Since May of 2020, discussions of police reform have been a mainstay among different corners of American society: the chattering classes, the politicians, the protesters, the public at large. Central to that conversation has been qualified immunity, the legal doctrine that prohibits victims of government abuse from suing state actors unless the exact way their rights were violated has been addressed in a prior court ruling. Over the last year, Congress has moved from refusing to address the issue to considering reining it in significantly.
Yet those efforts took a blow Monday when the Supreme Court declined to intervene in a major case that promises to further obstruct people from holding the government accountable when their rights are violated.
In 2017, Euclid Police Department (EPD) Officer Matthew Rhodes shot and killed Luke Stewart, 23, shortly after waking him up in his car around 7 a.m. in Euclid, Ohio. Along with Officer Louis Catalani, Rhodes had attempted to forcefully eject Stewart from his vehicle. Neither officer announced they were law enforcement, nor was Stewart ever informed he was under arrest, as he had not committed any known crime.
After a brief struggle that lasted just over a minute, Rhodes shot Stewart five times.

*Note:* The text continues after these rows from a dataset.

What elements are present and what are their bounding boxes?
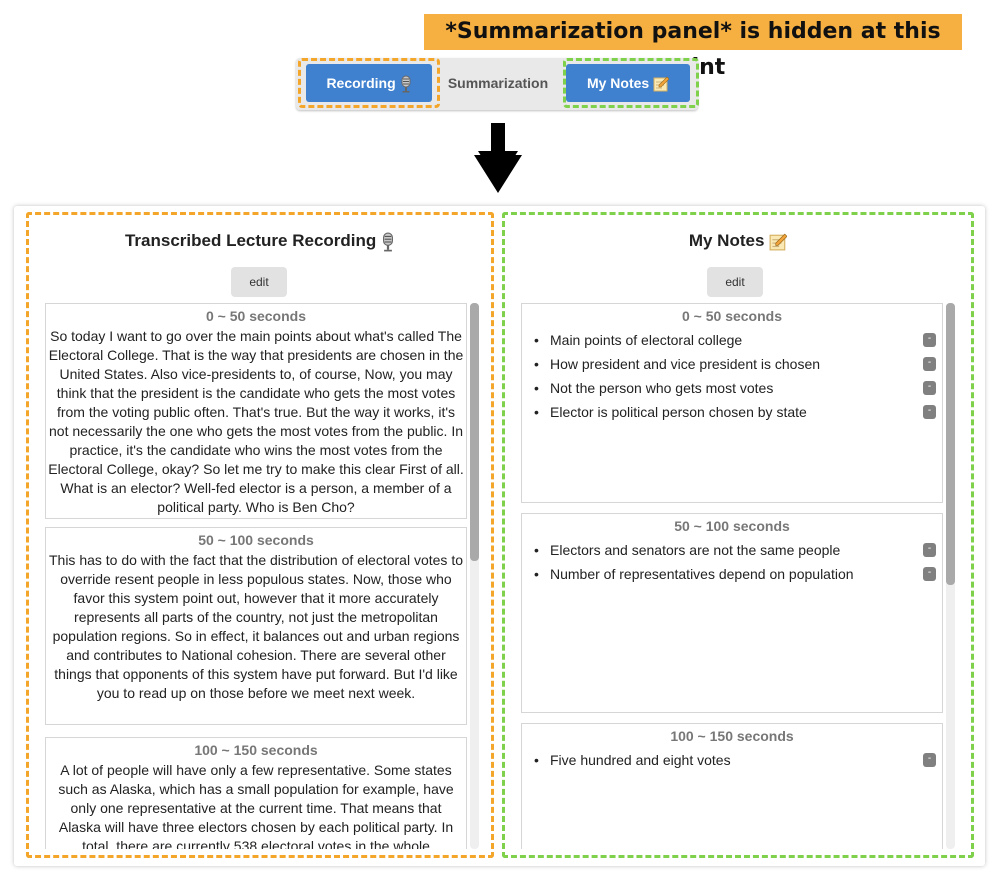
remove-note-button[interactable]: -	[923, 753, 936, 767]
note-item: • Main points of electoral college -	[522, 328, 942, 352]
note-item: • Five hundred and eight votes -	[522, 748, 942, 772]
recording-scrollbar-thumb[interactable]	[470, 303, 479, 561]
segment-transcript-text: So today I want to go over the main poin…	[48, 328, 464, 515]
note-text: Electors and senators are not the same p…	[550, 542, 841, 558]
segment-time-range: 0 ~ 50 seconds	[205, 308, 306, 324]
note-text: Not the person who gets most votes	[550, 380, 774, 396]
note-item: • Elector is political person chosen by …	[522, 400, 942, 424]
note-text: Number of representatives depend on popu…	[550, 566, 854, 582]
note-item: • How president and vice president is ch…	[522, 352, 942, 376]
notes-segments-scroll[interactable]: 0 ~ 50 seconds • Main points of electora…	[521, 303, 955, 849]
note-text: Elector is political person chosen by st…	[550, 404, 807, 420]
recording-tab-highlight	[298, 58, 440, 108]
notes-edit-button[interactable]: edit	[707, 267, 763, 297]
down-arrow-icon	[470, 121, 526, 195]
notes-segment: 50 ~ 100 seconds • Electors and senators…	[521, 513, 943, 713]
note-item: • Number of representatives depend on po…	[522, 562, 942, 586]
notes-scrollbar[interactable]	[946, 303, 955, 849]
tab-summarization[interactable]: Summarization	[436, 64, 560, 102]
bullet-icon: •	[534, 332, 539, 348]
segment-time-range: 100 ~ 150 seconds	[670, 728, 794, 744]
bullet-icon: •	[534, 356, 539, 372]
remove-note-button[interactable]: -	[923, 357, 936, 371]
transcript-segment: 50 ~ 100 seconds This has to do with the…	[45, 527, 467, 725]
notes-segment: 100 ~ 150 seconds • Five hundred and eig…	[521, 723, 943, 849]
notes-tab-highlight	[563, 58, 699, 108]
recording-panel-title-text: Transcribed Lecture Recording	[124, 231, 377, 250]
tab-summarization-label: Summarization	[447, 75, 549, 91]
note-text: How president and vice president is chos…	[550, 356, 821, 372]
segment-time-range: 50 ~ 100 seconds	[674, 518, 790, 534]
remove-note-button[interactable]: -	[923, 333, 936, 347]
segment-time-range: 0 ~ 50 seconds	[681, 308, 782, 324]
bullet-icon: •	[534, 404, 539, 420]
notes-panel-title-text: My Notes	[688, 231, 765, 250]
bullet-icon: •	[534, 542, 539, 558]
notes-panel-title: My Notes	[505, 231, 971, 251]
remove-note-button[interactable]: -	[923, 543, 936, 557]
note-list: • Five hundred and eight votes -	[522, 748, 942, 772]
note-item: • Not the person who gets most votes -	[522, 376, 942, 400]
remove-note-button[interactable]: -	[923, 381, 936, 395]
bullet-icon: •	[534, 752, 539, 768]
memo-icon	[769, 231, 788, 250]
recording-panel: Transcribed Lecture Recording edit 0 ~ 5…	[26, 212, 494, 858]
remove-note-button[interactable]: -	[923, 567, 936, 581]
recording-panel-title: Transcribed Lecture Recording	[29, 231, 491, 252]
note-list: • Main points of electoral college - • H…	[522, 328, 942, 424]
notes-scrollbar-thumb[interactable]	[946, 303, 955, 585]
note-item: • Electors and senators are not the same…	[522, 538, 942, 562]
note-text: Five hundred and eight votes	[550, 752, 731, 768]
notes-segment: 0 ~ 50 seconds • Main points of electora…	[521, 303, 943, 503]
transcript-segment: 100 ~ 150 seconds A lot of people will h…	[45, 737, 467, 849]
recording-scrollbar[interactable]	[470, 303, 479, 849]
bullet-icon: •	[534, 380, 539, 396]
microphone-icon	[381, 231, 395, 251]
bullet-icon: •	[534, 566, 539, 582]
recording-edit-button[interactable]: edit	[231, 267, 287, 297]
remove-note-button[interactable]: -	[923, 405, 936, 419]
segment-transcript-text: A lot of people will have only a few rep…	[58, 762, 454, 849]
recording-segments-scroll[interactable]: 0 ~ 50 seconds So today I want to go ove…	[45, 303, 479, 849]
note-text: Main points of electoral college	[550, 332, 743, 348]
segment-time-range: 50 ~ 100 seconds	[198, 532, 314, 548]
notes-panel: My Notes edit 0 ~ 50 seconds • Main poin…	[502, 212, 974, 858]
hidden-panel-annotation: *Summarization panel* is hidden at this …	[424, 14, 962, 80]
segment-transcript-text: This has to do with the fact that the di…	[48, 552, 463, 701]
transcript-segment: 0 ~ 50 seconds So today I want to go ove…	[45, 303, 467, 519]
note-list: • Electors and senators are not the same…	[522, 538, 942, 586]
segment-time-range: 100 ~ 150 seconds	[194, 742, 318, 758]
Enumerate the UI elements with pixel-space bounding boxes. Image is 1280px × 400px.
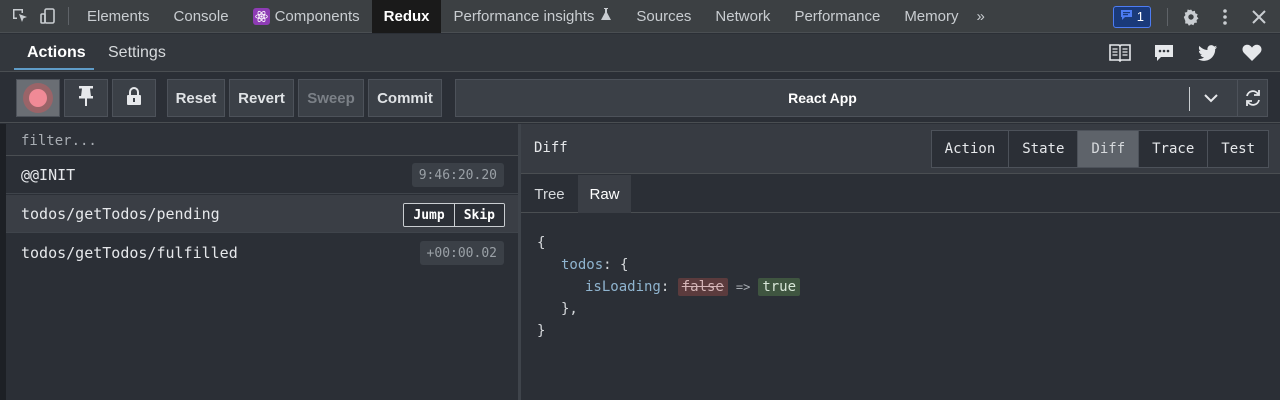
tab-performance-insights[interactable]: Performance insights [441, 0, 624, 33]
tab-test[interactable]: Test [1207, 131, 1268, 167]
action-time: 9:46:20.20 [411, 163, 504, 187]
tab-console[interactable]: Console [162, 0, 241, 33]
tab-state[interactable]: State [1008, 131, 1078, 167]
reset-button[interactable]: Reset [167, 79, 225, 117]
diff-line: } [537, 323, 546, 339]
active-tab-indicator [14, 68, 94, 70]
tab-redux[interactable]: Redux [371, 0, 442, 33]
device-toolbar-icon[interactable] [34, 0, 62, 33]
tab-memory[interactable]: Memory [892, 0, 970, 33]
tab-actions[interactable]: Actions [27, 34, 86, 72]
message-icon [1120, 9, 1133, 24]
skip-button[interactable]: Skip [453, 204, 504, 226]
tab-performance[interactable]: Performance [782, 0, 892, 33]
divider [1189, 87, 1190, 111]
twitter-bird-icon[interactable] [1186, 34, 1230, 72]
commit-button[interactable]: Commit [368, 79, 442, 117]
divider [68, 7, 69, 25]
issues-badge[interactable]: 1 [1112, 5, 1151, 28]
heart-icon[interactable] [1230, 34, 1274, 72]
instance-name: React App [788, 90, 857, 106]
tab-components[interactable]: Components [241, 0, 372, 33]
diff-removed-value: false [677, 278, 728, 296]
experiment-flask-icon [600, 7, 612, 25]
diff-added-value: true [758, 278, 801, 296]
react-icon [252, 7, 270, 25]
action-time: +00:00.02 [419, 241, 504, 265]
close-icon[interactable] [1242, 0, 1276, 33]
settings-gear-icon[interactable] [1174, 0, 1208, 33]
monitor-header: Diff Action State Diff Trace Test [521, 124, 1280, 174]
sweep-button[interactable]: Sweep [298, 79, 364, 117]
monitor-tabs: Action State Diff Trace Test [930, 130, 1269, 168]
tab-components-label: Components [274, 7, 360, 25]
divider [1167, 7, 1168, 26]
lock-button[interactable] [112, 79, 156, 117]
tab-performance-insights-label: Performance insights [453, 7, 595, 25]
tab-diff[interactable]: Diff [1077, 131, 1139, 167]
diff-line: isLoading: false => true [537, 276, 801, 298]
action-row-init[interactable]: @@INIT 9:46:20.20 [6, 156, 518, 194]
lock-icon [126, 86, 142, 110]
issues-count: 1 [1136, 9, 1144, 24]
record-icon [23, 83, 53, 113]
diff-line: todos: { [561, 257, 629, 273]
monitor-title: Diff [534, 140, 568, 156]
diff-key: todos [561, 257, 604, 273]
action-name: todos/getTodos/fulfilled [21, 244, 238, 262]
devtools-tab-bar: Elements Console Components Redux Perfor… [0, 0, 1280, 33]
diff-line: }, [561, 301, 578, 317]
diff-field: isLoading [585, 279, 661, 295]
pin-button[interactable] [64, 79, 108, 117]
redux-tabs-bar [0, 34, 1280, 72]
more-options-icon[interactable] [1208, 0, 1242, 33]
action-row-buttons: Jump Skip [403, 203, 505, 227]
tab-network[interactable]: Network [703, 0, 782, 33]
action-name: @@INIT [21, 166, 76, 184]
jump-button[interactable]: Jump [404, 204, 454, 226]
more-tabs-button[interactable]: » [970, 0, 990, 33]
record-button[interactable] [16, 79, 60, 117]
subtab-tree[interactable]: Tree [521, 175, 578, 213]
feedback-chat-icon[interactable] [1142, 34, 1186, 72]
redux-header-icons [1098, 34, 1274, 72]
pin-icon [78, 85, 94, 111]
revert-button[interactable]: Revert [229, 79, 294, 117]
tab-sources[interactable]: Sources [624, 0, 703, 33]
action-row-pending[interactable]: todos/getTodos/pending Jump Skip [6, 195, 518, 233]
diff-arrow: => [735, 280, 751, 294]
raw-diff-view: { todos: { isLoading: false => true }, } [537, 232, 801, 342]
instance-selector[interactable]: React App [455, 79, 1268, 117]
tab-elements[interactable]: Elements [75, 0, 162, 33]
tab-settings[interactable]: Settings [108, 34, 166, 72]
inspect-element-icon[interactable] [6, 0, 34, 33]
tab-trace[interactable]: Trace [1138, 131, 1208, 167]
subtab-raw[interactable]: Raw [578, 175, 631, 213]
diff-view-subtabs: Tree Raw [521, 175, 1280, 213]
diff-line: { [537, 235, 546, 251]
action-row-fulfilled[interactable]: todos/getTodos/fulfilled +00:00.02 [6, 234, 518, 272]
sync-icon[interactable] [1237, 80, 1267, 116]
action-name: todos/getTodos/pending [21, 205, 220, 223]
action-filter-input[interactable]: filter... [6, 124, 518, 156]
tab-action[interactable]: Action [931, 131, 1009, 167]
chevron-down-icon[interactable] [1196, 80, 1226, 116]
docs-book-icon[interactable] [1098, 34, 1142, 72]
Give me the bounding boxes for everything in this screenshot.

A jury in civil court could deduce that Rhodes infringed on Stewart’s constitutional rights, said the U.S. Court of Appeals for the 6th Circuit last August. One would assume so. But the court then turned around and awarded the officer qualified immunity, barring Stewart’s estate from suing.
This story isn’t really about Rhodes, however. It’s about Euclid, and the 6th Circuit’s decision to extend qualified immunity protections to the city—a ruling that directly contradicts Supreme Court precedent.
“The Supreme Court is simply buying itself some time,” says Anya Bidwell, an attorney at the Institute for Justice. “There is little doubt that the 6th Circuit is misreading the high court’s precedent by extending qualified immunity protections to municipalities. And we are already seeing this unfortunate trend percolating through other circuit courts. It is just a matter of time before the Supreme Court will have to confront the issue.”
In this case, Euclid received those protections even though the 6th Circuit admitted the city’s police training materials were “tasteless” and “inappropriate,” as well as “perhaps inadequate” for properly preparing officers for the field. Some examples: The city weaved in Chris Rock’s comedy routine on racist cops who beat up black people—”Get a white friend!” he says—and included an image of a cop beating a suspect in the prone position with a satirical caption on use of force.
The Stewart estate was prohibited from approaching a jury in civil court over those “inadequate” materials, though, because it was not “clearly established” in prior case law that Rhodes’ actions—when he shot Stewart multiple times after waking him up in the early morning hours—were unconstitutional.
Such is the whimsical standard so often applied by the courts when they are considering qualified immunity defenses. The doctrine has protected four cops who assaulted a man after pulling him over for broken lights, two cops who allegedly stole $225,000 while executing a search warrant, a cop who shot a 15-year-old who was about to go to school, two cops who beat up and arrested a man for the crime of standing outside of his own house, and a cop who shot a 10-year-old child while aiming at a nonthreatening dog.
In other words, Rhodes skirting accountability is business as usual. But applying that same logic to the city cuts against the Supreme Court’s own guidance on the matter and will only further expand the difficulties victims face in trying to hold the government to account for misconduct. It’s yet another avenue blocked off.
That decision—and the high court’s demurral in considering it—could have major implications for how Congress addresses qualified immunity. Sen. Tim Scott (R–S.C.) has been one of the few congressional Republicans willing to come to the table on the issue, proposing a compromise last month to hold cities liable for nefarious actions committed by officers in their individual capacities. Yet if the federal courts now consider those same cities eligible for qualified immunity by association, then that plan may be a dud.